Cette mesure n’aurait pas été pensée « pour les Roms », selon le ministère de l’Intérieur. Si la France devait adopter une telle mesure d’interdiction de circuler, elle serait à « l’avant-garde » de l’Union européenne, aucun autre État membre ne l’ayant pour l’heure prévue. Il s’agirait ainsi de l’atteinte maximale portée à l’exercice d’un droit qualifié tant par la Cour de justice de l’Union européenne que par le Parlement européen de « liberté fondamentale », ne pouvant être limitée que de manière restrictive. (...)

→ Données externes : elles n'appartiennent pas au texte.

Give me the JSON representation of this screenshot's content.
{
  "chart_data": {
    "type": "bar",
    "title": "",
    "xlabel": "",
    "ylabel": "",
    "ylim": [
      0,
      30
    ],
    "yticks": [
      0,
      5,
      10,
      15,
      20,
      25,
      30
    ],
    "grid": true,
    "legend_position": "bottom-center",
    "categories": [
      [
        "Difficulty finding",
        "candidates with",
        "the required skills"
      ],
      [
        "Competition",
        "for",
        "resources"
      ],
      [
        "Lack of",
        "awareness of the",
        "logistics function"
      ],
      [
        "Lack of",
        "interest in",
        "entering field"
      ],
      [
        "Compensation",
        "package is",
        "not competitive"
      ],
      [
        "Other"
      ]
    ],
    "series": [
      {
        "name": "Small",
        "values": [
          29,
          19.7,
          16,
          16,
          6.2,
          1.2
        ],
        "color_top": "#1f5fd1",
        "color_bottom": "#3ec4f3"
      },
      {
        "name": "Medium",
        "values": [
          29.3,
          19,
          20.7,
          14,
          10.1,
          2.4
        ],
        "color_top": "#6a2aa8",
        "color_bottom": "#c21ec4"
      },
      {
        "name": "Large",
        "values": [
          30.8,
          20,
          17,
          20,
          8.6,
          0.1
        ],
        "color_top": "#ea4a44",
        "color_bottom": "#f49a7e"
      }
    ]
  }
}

Les différentes mesures de contraintes pourront s’enchaîner durant des mois, voire des années, en entretenant la plus grande des précarités, sans aucun droit au travail et avec le stress incessant du risque d’être expulsé. Une personne pourra ainsi être assignée d’abord 90 jours, puis placée en rétention 45 jours, puis assignée durant un an voire davantage, pour retourner ensuite en rétention. Aucune limite n’est fixée à l’enchaînement de ces mesures.
Les dispositions spécifiques à l’outre-mer : un infra-droit malgré les normes européennes et la jurisprudence (...)
Des échanges d’informations généralisés entre administrations et des possibilités de requêtes même auprès d’entreprises privées
L’article 25 du projet de loi prévoit pour les personnes étrangères l’échange généralisé d’informations détenues par des administrations ou entreprises publiques et privées sur la base d’une liste limitative (mais longue…).
Les préfectures pourront, dans le cadre de l’instruction des demandes de titre de séjour, requérir des informations auprès des administrations fiscales, des établissements scolaires, des organismes de sécurité sociale ou encore des fournisseurs d’énergie, de télécommunication et d’accès internet. Elles pourront aussi consulter les données détenues par ces mêmes organismes.